Think Like a Hiring Manager – Get the Job!
The only real way to write the perfect resume is to think like the hiring manager of the company you are targeting. Because your resume has to walk a fine line between showcasing you and your skills and experience, whilst at the same time proving that you understand the objectives and ethos of the company you are applying to. To do these two things in tandem requires skill and perception. And you have to try and put yourself in the mind of the hiring manager.
Of course, this is tricky business because, well, who knows what hiring managers are thinking? To shed some light on the topic, here is a walk-through of the process many hiring managers go through before offering you an interview – and, more importantly, how to stand out in each step.
When hiring managers sit down together to decide which candidate gets a job offer, the decision is not likely going to be made based upon any one candidate’s education, qualifications, work experience, or hard skills. Those elements are a given. Occasionally, one or more of those could play a part by breaking a tie between two great candidates, but that does not happen all that often. The simple fact that decisions typically do not centre around that criteria should clarify the truth – some people who are clearly less qualified than you are, do get the job offer. As an attempt to be the most impressive candidate, many job seekers search online for the most common interview questions and then spend time pulling up their best stories so they can give great answers that show they have the skills to do the job. But by the time you get past the interview (and especially when you get to the second interview and beyond), it’s not really about whether or not you meet the requirements set forth in the job posting anymore. It has already been determined that you are qualified enough. Pulling out your best stories is a good idea, but it skips over a key component – hiring managers do not just want to know what you did in previous jobs. They also are looking very closely at how you did it. Hiring managers are very interested in knowing who you are as a person – your work ethic, your attitude, your work style, your people skills, and whether or not you will fit in the work culture and be a big asset to it. But we are getting ahead of ourselves, how can you work out what the hiring manager wants to see in that initial application?

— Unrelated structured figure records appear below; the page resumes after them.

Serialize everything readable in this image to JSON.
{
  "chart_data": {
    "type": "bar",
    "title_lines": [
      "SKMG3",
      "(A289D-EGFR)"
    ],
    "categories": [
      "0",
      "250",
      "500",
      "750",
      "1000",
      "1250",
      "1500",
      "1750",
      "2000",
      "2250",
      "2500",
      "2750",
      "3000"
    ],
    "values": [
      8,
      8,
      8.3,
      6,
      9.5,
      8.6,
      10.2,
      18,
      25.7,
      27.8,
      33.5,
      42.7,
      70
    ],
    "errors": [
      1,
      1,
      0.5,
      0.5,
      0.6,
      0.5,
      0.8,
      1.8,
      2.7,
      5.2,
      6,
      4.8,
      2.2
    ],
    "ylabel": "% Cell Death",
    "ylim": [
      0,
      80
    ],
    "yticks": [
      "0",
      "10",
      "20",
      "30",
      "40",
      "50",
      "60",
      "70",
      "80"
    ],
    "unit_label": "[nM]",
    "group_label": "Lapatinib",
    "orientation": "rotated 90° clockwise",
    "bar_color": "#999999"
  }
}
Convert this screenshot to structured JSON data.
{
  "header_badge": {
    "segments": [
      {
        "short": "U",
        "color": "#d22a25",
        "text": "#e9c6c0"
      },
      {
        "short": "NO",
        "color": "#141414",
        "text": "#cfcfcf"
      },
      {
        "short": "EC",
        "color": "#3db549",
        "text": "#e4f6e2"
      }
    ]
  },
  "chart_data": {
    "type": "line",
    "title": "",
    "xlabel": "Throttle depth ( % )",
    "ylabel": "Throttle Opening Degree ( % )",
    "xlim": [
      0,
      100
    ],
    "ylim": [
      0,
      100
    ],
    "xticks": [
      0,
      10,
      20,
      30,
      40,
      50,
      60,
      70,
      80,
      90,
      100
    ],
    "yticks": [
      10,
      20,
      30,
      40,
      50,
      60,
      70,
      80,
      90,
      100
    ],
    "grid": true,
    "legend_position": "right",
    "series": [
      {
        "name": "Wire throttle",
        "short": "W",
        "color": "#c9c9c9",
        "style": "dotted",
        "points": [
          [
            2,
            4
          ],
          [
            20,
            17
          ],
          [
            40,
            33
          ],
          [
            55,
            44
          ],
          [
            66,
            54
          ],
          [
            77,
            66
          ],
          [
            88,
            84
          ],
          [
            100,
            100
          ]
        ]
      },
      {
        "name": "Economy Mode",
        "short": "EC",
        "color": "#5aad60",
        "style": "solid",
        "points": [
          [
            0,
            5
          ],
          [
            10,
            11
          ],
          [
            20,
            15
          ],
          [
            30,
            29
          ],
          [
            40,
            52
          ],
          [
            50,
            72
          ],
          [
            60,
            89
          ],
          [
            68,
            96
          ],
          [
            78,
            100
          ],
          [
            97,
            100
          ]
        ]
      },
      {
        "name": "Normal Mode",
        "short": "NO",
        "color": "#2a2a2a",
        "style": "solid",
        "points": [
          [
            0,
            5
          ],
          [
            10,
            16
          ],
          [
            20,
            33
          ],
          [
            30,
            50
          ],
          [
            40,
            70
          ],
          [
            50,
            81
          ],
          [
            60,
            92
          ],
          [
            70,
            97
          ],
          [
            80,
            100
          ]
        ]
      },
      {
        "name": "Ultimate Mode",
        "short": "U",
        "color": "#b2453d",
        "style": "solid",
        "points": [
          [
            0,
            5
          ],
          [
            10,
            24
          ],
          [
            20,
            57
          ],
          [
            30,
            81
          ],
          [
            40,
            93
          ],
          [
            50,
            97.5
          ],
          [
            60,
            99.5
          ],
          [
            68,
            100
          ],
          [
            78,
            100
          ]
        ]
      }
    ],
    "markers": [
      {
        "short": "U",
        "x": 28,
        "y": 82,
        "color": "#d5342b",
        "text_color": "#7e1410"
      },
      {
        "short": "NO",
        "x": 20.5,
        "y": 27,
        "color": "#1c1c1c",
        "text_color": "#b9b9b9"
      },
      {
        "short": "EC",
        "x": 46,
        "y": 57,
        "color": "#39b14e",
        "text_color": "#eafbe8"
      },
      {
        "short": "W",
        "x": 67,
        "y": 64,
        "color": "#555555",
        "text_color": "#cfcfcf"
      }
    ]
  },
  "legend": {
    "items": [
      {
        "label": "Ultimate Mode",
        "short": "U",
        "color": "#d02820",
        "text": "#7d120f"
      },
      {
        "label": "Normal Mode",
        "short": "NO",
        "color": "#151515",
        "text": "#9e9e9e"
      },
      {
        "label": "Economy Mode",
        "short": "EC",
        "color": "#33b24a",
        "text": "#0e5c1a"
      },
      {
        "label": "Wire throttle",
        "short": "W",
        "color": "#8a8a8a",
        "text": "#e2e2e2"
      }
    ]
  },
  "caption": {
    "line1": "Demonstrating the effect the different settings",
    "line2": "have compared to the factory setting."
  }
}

Well, let us talk about the cover letter first, because cover letters are actually quite simple. Instead of restating your resume in sentence form, have your cover letter add value by highlighting two to three relevant skills that the hiring manager is looking for and giving an example of a time you used that skill. Better yet, figure out exactly how you can make the hiring manager’s life easier and write about that.
So, what about the resume? What is the hiring manager really look out for here? A stated, although it assumed everyone applying would be qualified to do so, they will want to see your experience, qualifications and skills and how you have demonstrated their application in real-world scenarios that have verifiably positive outcomes. But they want to see this clearly articulated in succinct, clear prose that is presented within an aesthetically pleasing design. Anything less will result in rejection. However, there are other elements that must be addressed. These are somewhat harder to communicate.

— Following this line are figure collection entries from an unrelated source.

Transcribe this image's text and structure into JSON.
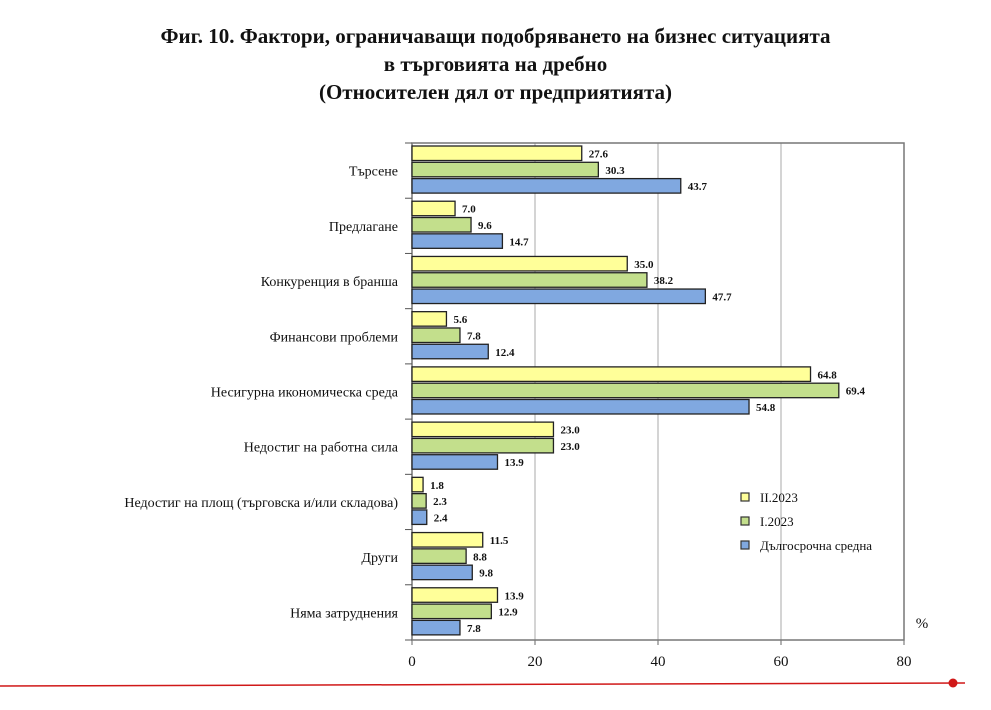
{
  "title_lines": [
    "Фиг. 10. Фактори, ограничаващи подобряването на бизнес ситуацията",
    "в търговията на дребно",
    "(Относителен дял от предприятията)"
  ],
  "chart_data": {
    "type": "bar",
    "orientation": "horizontal",
    "title": "Фиг. 10. Фактори, ограничаващи подобряването на бизнес ситуацията в търговията на дребно (Относителен дял от предприятията)",
    "categories": [
      "Търсене",
      "Предлагане",
      "Конкуренция в бранша",
      "Финансови проблеми",
      "Несигурна икономическа среда",
      "Недостиг на работна сила",
      "Недостиг на площ (търговска и/или складова)",
      "Други",
      "Няма затруднения"
    ],
    "series": [
      {
        "name": "II.2023",
        "color": "#ffff99",
        "values": [
          27.6,
          7.0,
          35.0,
          5.6,
          64.8,
          23.0,
          1.8,
          11.5,
          13.9
        ]
      },
      {
        "name": "I.2023",
        "color": "#c3df8c",
        "values": [
          30.3,
          9.6,
          38.2,
          7.8,
          69.4,
          23.0,
          2.3,
          8.8,
          12.9
        ]
      },
      {
        "name": "Дългосрочна средна",
        "color": "#80a8e0",
        "values": [
          43.7,
          14.7,
          47.7,
          12.4,
          54.8,
          13.9,
          2.4,
          9.8,
          7.8
        ]
      }
    ],
    "xlabel": "%",
    "xlim": [
      0,
      80
    ],
    "xticks": [
      "0",
      "20",
      "40",
      "60",
      "80"
    ],
    "grid": true,
    "legend_position": "right"
  }
}
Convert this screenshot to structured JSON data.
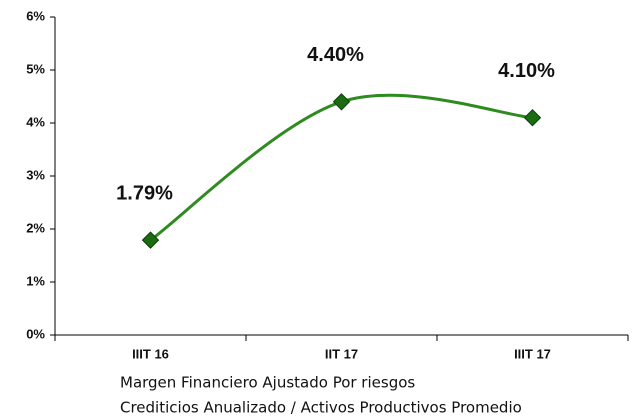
{
  "chart_data": {
    "type": "line",
    "categories": [
      "IIIT 16",
      "IIT 17",
      "IIIT 17"
    ],
    "series": [
      {
        "color": "#2e8b1f",
        "marker_color": "#1b6b12",
        "values": [
          1.79,
          4.4,
          4.1
        ],
        "value_labels": [
          "1.79%",
          "4.40%",
          "4.10%"
        ]
      }
    ],
    "ylim": [
      0,
      6
    ],
    "yticks": [
      {
        "value": 0,
        "label": "0%"
      },
      {
        "value": 1,
        "label": "1%"
      },
      {
        "value": 2,
        "label": "2%"
      },
      {
        "value": 3,
        "label": "3%"
      },
      {
        "value": 4,
        "label": "4%"
      },
      {
        "value": 5,
        "label": "5%"
      },
      {
        "value": 6,
        "label": "6%"
      }
    ],
    "smooth": true,
    "caption": [
      "Margen Financiero Ajustado Por riesgos",
      "Crediticios Anualizado / Activos Productivos Promedio"
    ]
  }
}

In order to show the following qualities, you will need to revisit the basics of your resume and ‘re-engineer’ the text. Passion and enthusiasm must exude from the text. Not in an over-the-top, cloying manner naturally, but a spare and strategic use of positive adjectives such as ‘decisive’, ‘thorough’, ‘meticulous’, ‘structured’, etc. will enhance the text and demonstrate passion.
When the hiring manager has sifted through all the applications, how do you imagine they will be describing you compared to your competitors? That is a key question to ask yourself. Do you express your positive attitude, enthusiasm, excitement, and stellar work habits? Soft skills are critical, and it is not enough to say you have them. Most people state they are a positive person and are committed to getting the job done right. That counts for nothing unless you quantify it in writing. If you want to impress, hiring managers must be able to feel those words and see how you displayed those characteristics in the past. A couple of descriptive key achievements, from anywhere in your work history, and pertinent to the tole, will do this. Articulate in writing how you always put forth your best effort in everything you do by giving clear examples of excellence in past jobs. Show ways you went above and beyond and express what steps you took, and the positive outcomes that resulted from them.
When it is all said and done, hiring managers need to be wowed by you! If you want to stand out and get job offers, then show it in your cover letter and resume in ways that transcend the usual list of jobs and qualifications.